The Philippines’ merchandise imports continued to post growth for the fourth consecutive month in September, boosted by double-digit increases in the importation of raw materials and intermediate goods, capital goods, and consumer goods, according to the Philippine Statistics Authority (PSA).
Total payments for imports increased 6.7% to US$6.2 billion in September 2015 from $5.8 billion in the same month last year, PSA reported.
Combined imports for the first nine months of 2015 amounted to $49.915 billion, a 2.3% increase compared with $48.803 billion in the same period of last year.
“Upbeat sentiment from the business sector and an overall improvement in consumer expectations for the coming quarter will likely keep imports afloat, especially those in the manufacturing and construction sectors. Improved purchasing power due to low inflation will also keep consumer demand vibrant in the succeeding months, and will further be ramped up by holiday spending,” Economic Planning Secretary Arsenio Balisacan said in a statement.
“The growth registered in capital goods for September (40.7%), which is the highest for the year, is also an indication of robust economic activity moving forward,” he added.
Capital goods—which include equipment and materials in which firms invest to expand production and increase efficiency—increased to $2 billion in value in September from $1.4 billion in the comparable period last year. Raw materials and intermediate goods—used as inputs in the production of final goods—also increased 20.1%, reaching $2.7 billion from the $2.2 billion recorded in the same month last year.
Also, import bills for consumer goods grew by 10.1% to $876.8 million in September this year from $796.4 million in September 2014, mainly on higher purchases of durable goods particularly of passenger cars and motorized cycles.

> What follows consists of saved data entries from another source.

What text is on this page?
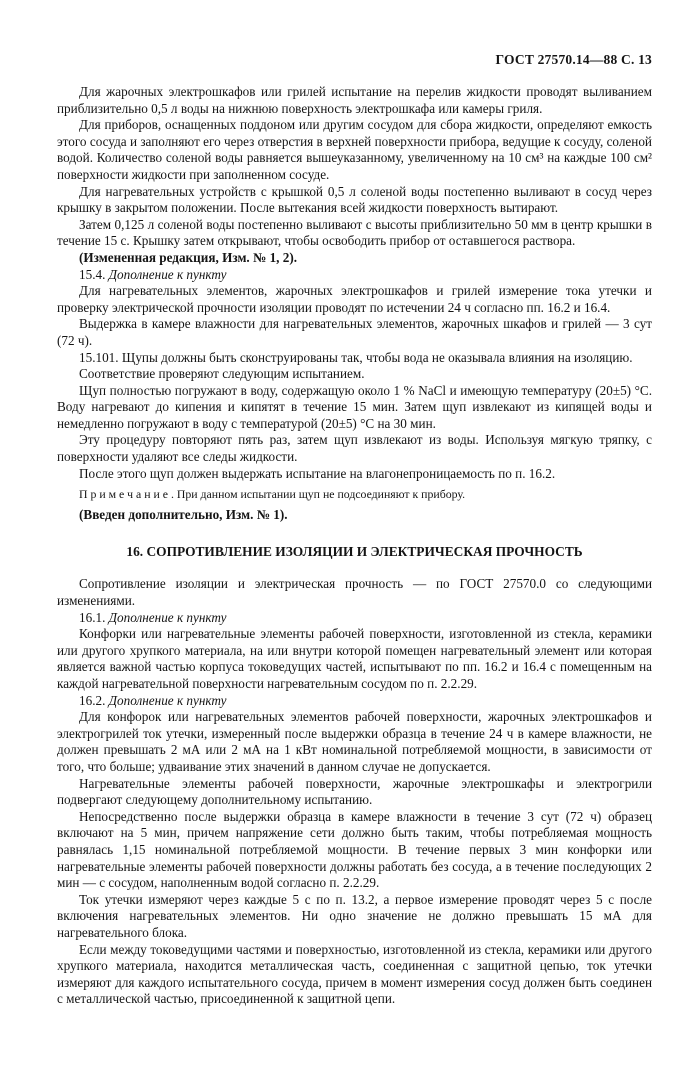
ГОСТ 27570.14—88 С. 13

Для жарочных электрошкафов или грилей испытание на перелив жидкости проводят выливанием приблизительно 0,5 л воды на нижнюю поверхность электрошкафа или камеры гриля.

Для приборов, оснащенных поддоном или другим сосудом для сбора жидкости, определяют емкость этого сосуда и заполняют его через отверстия в верхней поверхности прибора, ведущие к сосуду, соленой водой. Количество соленой воды равняется вышеуказанному, увеличенному на 10 см³ на каждые 100 см² поверхности жидкости при заполненном сосуде.

Для нагревательных устройств с крышкой 0,5 л соленой воды постепенно выливают в сосуд через крышку в закрытом положении. После вытекания всей жидкости поверхность вытирают.

Затем 0,125 л соленой воды постепенно выливают с высоты приблизительно 50 мм в центр крышки в течение 15 с. Крышку затем открывают, чтобы освободить прибор от оставшегося раствора.

(Измененная редакция, Изм. № 1, 2).

15.4. Дополнение к пункту

Для нагревательных элементов, жарочных электрошкафов и грилей измерение тока утечки и проверку электрической прочности изоляции проводят по истечении 24 ч согласно пп. 16.2 и 16.4.

Выдержка в камере влажности для нагревательных элементов, жарочных шкафов и грилей — 3 сут (72 ч).

15.101. Щупы должны быть сконструированы так, чтобы вода не оказывала влияния на изоляцию.

Соответствие проверяют следующим испытанием.

Щуп полностью погружают в воду, содержащую около 1 % NaCl и имеющую температуру (20±5) °С. Воду нагревают до кипения и кипятят в течение 15 мин. Затем щуп извлекают из кипящей воды и немедленно погружают в воду с температурой (20±5) °С на 30 мин.

Эту процедуру повторяют пять раз, затем щуп извлекают из воды. Используя мягкую тряпку, с поверхности удаляют все следы жидкости.

После этого щуп должен выдержать испытание на влагонепроницаемость по п. 16.2.

П р и м е ч а н и е . При данном испытании щуп не подсоединяют к прибору.

(Введен дополнительно, Изм. № 1).

16. СОПРОТИВЛЕНИЕ ИЗОЛЯЦИИ И ЭЛЕКТРИЧЕСКАЯ ПРОЧНОСТЬ

Сопротивление изоляции и электрическая прочность — по ГОСТ 27570.0 со следующими изменениями.

16.1. Дополнение к пункту

Конфорки или нагревательные элементы рабочей поверхности, изготовленной из стекла, керамики или другого хрупкого материала, на или внутри которой помещен нагревательный элемент или которая является важной частью корпуса токоведущих частей, испытывают по пп. 16.2 и 16.4 с помещенным на каждой нагревательной поверхности нагревательным сосудом по п. 2.2.29.

16.2. Дополнение к пункту

Для конфорок или нагревательных элементов рабочей поверхности, жарочных электрошкафов и электрогрилей ток утечки, измеренный после выдержки образца в течение 24 ч в камере влажности, не должен превышать 2 мА или 2 мА на 1 кВт номинальной потребляемой мощности, в зависимости от того, что больше; удваивание этих значений в данном случае не допускается.

Нагревательные элементы рабочей поверхности, жарочные электрошкафы и электрогрили подвергают следующему дополнительному испытанию.

Непосредственно после выдержки образца в камере влажности в течение 3 сут (72 ч) образец включают на 5 мин, причем напряжение сети должно быть таким, чтобы потребляемая мощность равнялась 1,15 номинальной потребляемой мощности. В течение первых 3 мин конфорки или нагревательные элементы рабочей поверхности должны работать без сосуда, а в течение последующих 2 мин — с сосудом, наполненным водой согласно п. 2.2.29.

Ток утечки измеряют через каждые 5 с по п. 13.2, а первое измерение проводят через 5 с после включения нагревательных элементов. Ни одно значение не должно превышать 15 мА для нагревательного блока.

Если между токоведущими частями и поверхностью, изготовленной из стекла, керамики или другого хрупкого материала, находится металлическая часть, соединенная с защитной цепью, ток утечки измеряют для каждого испытательного сосуда, причем в момент измерения сосуд должен быть соединен с металлической частью, присоединенной к защитной цепи.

However, payments for non-durable goods, primarily rice, decreased during the period because of lower rice volume purchased on a year-on-year basis.
“The drop in rice imports may only be temporary as the government allowed for additional rice imports in the fourth quarter of the year given the prevailing El Nino, which is still affecting domestic rice production,” Balisacan, who is also National Economic and Development Authority (NEDA) director-general, said.
Among the monitored trade-oriented economies in East and Southeast Asia, NEDA noted that only the Philippines and Vietnam recorded positive imports in September this year.
The Philippines’ trade-in-goods deficit expanded to $5.6 billion for January-September 2015 compared to a $1.8-billion deficit in the same period last year. The increase was due to the 24.7% decline in merchandise exports recorded in September 2015, the largest contraction since September 2011.
“On the back of sluggish global growth, economic policies should continue to encourage investments that cater to domestic demand. Continuous improvements in product quality, innovation and infrastructure support to local industries should be sustained in order to elevate the competitiveness of the domestic industries, and make them at par with imported products,” the Cabinet official said.
“Local industries can also take advantage of the lower prices of commodities in order to beef up inventory and expand capacity. At the same time, the purchasing power of consumers, especially the poor, needs to be strengthened,” Balisacan said.
China remained as the country’s biggest source of imports with a 15.3% share, followed by the United States of America with 11.2%, and Japan with 11.1%.